Mariamma, a pourakarmika, appeared a little confused. She was among the scores of pourakarmikas who underwent training on garbage segregation on Thursday. “We have no pushcarts. All we get is one big drum in which garbage collected in plastic covers is dumped. I understood my role; however, we have to see if this plan will work.”

Echoing Ms. Mariamma’s statement, her colleague Panchalamma said that these plans may be good. “But I do hope that citizens learn to segregate and give us only wet waste. That apart, I also hope our needs are addressed as well.”

Short film

Nearly 200 pourakarmikas attended the training programme organised by the Bruhat Bangalore Mahanagara Palike (BBMP). Solid waste management experts showed them first-hand how the garbage had to be segregated. A short film on the subject, made by renowned director Girish Kasaravalli, was also screened for them.

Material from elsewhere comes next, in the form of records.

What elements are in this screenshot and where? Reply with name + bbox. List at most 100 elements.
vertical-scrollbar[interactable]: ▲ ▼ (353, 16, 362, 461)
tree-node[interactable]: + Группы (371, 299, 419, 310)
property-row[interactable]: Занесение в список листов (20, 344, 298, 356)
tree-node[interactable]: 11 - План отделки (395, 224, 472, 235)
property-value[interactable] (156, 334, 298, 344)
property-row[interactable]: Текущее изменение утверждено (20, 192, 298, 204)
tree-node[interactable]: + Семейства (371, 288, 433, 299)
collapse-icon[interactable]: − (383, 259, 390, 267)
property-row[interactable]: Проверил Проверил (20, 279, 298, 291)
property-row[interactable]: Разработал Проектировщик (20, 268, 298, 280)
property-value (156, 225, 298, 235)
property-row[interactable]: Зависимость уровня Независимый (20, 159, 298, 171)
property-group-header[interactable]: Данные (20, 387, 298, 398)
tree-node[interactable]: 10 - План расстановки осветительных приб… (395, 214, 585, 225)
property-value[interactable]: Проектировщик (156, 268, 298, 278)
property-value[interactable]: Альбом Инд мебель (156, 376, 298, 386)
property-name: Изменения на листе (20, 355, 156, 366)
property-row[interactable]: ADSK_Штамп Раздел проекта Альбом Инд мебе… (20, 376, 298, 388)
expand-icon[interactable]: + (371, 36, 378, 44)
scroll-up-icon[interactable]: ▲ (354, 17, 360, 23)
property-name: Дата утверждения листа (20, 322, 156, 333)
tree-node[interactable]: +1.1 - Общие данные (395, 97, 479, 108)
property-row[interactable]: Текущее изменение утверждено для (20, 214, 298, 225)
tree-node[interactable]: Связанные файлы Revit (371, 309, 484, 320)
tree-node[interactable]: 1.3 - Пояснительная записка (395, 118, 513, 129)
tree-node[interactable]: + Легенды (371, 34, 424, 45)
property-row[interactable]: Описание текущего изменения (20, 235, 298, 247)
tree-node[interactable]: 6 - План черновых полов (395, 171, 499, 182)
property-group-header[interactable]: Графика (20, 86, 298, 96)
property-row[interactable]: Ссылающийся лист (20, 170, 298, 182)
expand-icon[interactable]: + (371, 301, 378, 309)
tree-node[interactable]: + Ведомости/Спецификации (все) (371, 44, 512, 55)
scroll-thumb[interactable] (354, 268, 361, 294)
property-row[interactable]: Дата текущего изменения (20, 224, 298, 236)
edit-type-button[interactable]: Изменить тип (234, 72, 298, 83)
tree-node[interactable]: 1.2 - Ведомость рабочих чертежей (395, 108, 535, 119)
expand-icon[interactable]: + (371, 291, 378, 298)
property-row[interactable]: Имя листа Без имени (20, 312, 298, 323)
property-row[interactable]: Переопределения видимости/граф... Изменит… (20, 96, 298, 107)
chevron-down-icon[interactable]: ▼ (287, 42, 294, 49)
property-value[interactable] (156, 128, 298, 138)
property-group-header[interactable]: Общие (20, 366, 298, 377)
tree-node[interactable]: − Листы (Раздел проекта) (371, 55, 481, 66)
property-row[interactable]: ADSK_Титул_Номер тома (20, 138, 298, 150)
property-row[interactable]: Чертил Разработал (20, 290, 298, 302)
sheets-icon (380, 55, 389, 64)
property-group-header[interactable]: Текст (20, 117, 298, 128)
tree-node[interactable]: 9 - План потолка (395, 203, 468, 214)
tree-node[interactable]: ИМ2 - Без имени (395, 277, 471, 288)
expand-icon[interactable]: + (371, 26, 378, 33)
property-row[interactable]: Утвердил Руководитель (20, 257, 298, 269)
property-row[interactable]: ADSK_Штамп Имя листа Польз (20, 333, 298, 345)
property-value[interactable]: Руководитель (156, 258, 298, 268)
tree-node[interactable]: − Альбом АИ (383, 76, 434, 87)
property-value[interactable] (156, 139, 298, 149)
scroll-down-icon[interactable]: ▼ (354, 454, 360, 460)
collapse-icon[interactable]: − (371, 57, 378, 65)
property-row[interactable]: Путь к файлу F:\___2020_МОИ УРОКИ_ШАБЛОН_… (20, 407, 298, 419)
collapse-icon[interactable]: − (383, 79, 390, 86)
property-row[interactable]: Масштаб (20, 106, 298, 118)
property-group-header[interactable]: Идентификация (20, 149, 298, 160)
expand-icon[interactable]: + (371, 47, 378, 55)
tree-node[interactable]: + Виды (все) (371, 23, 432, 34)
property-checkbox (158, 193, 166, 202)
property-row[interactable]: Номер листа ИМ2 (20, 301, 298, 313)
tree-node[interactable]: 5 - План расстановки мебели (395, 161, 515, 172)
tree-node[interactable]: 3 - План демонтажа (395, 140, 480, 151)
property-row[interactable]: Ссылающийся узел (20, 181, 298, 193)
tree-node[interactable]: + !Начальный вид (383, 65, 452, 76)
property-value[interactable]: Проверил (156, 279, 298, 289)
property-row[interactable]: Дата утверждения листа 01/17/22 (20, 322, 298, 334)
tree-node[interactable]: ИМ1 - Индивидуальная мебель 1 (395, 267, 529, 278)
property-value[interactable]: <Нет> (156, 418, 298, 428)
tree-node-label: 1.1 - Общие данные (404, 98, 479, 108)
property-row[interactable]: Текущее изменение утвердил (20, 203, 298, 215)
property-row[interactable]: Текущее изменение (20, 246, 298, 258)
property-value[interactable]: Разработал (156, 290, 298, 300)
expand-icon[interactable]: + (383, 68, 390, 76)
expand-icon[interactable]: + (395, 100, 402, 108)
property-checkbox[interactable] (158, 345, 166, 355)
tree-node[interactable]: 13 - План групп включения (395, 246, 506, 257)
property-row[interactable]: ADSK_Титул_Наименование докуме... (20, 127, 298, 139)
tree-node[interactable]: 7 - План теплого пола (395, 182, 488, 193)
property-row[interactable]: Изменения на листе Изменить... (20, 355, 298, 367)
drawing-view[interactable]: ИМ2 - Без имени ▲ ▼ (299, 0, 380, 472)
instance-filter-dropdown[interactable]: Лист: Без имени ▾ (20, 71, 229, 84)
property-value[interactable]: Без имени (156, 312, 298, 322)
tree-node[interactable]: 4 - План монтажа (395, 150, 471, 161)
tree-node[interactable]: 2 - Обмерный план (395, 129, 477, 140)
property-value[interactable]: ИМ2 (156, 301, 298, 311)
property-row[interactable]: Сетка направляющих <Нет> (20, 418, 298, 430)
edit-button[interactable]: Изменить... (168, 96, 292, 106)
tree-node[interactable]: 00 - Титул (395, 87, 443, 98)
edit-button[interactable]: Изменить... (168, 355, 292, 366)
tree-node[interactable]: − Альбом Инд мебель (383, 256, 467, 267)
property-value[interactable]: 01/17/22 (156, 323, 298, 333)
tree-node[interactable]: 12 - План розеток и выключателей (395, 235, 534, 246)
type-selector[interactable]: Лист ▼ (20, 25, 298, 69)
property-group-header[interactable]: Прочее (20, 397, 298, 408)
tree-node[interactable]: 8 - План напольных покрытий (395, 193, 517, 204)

Addressing the pourakarmikas, BBMP Commissioner Rajneesh Goel sought their support to put an end to the garbage crisis in the city. “Segregated garbage is black gold; mixed garbage is nothing but poison.” He extolled them to teach what they had learnt to the citizens. “It takes just five minutes. You have all seen the short film and now know how easy it is.”

New garbage tenders will protect the pourakarmikas’ interests. “I know that many of you don’t have proper pushcarts and you don’t have uniforms or gloves. Under the new garbage tenders, the contractor will be liable to provide these facilities to you.”

Shanthinagar MLA N.A. Haris said citizens cannot be threatened with fines and made to segregate garbage at source. “We have to take the public along with us by making them aware of the situation. The city recently witnessed a garbage crisis and part of the problem was non-payment of salaries to the pourakarmikas,” he said.

Solid waste management expert N.S. Ramakanth said pourakarmikas could convince people on segregating waste by showing them how to do it. “Segregation is not difficult. If somebody hands over mixed waste, you must [show them up by] segregating it in front of their house itself.”

Pourakarmikas must educate citizens to have two-bin system in their homes, said Kathyayini Chamaraj from CIVIC. “One bin should be for wet waste and the other for dry. However, the BBMP must allow citizens to discard wet waste in biodegradable covers in the interest of the pourakarmikas.”

The Shantinagar Residents’ Welfare Association had been seeking land to set up a segregation point for the past 15 years. “It was sanctioned three times and cancelled,” she added.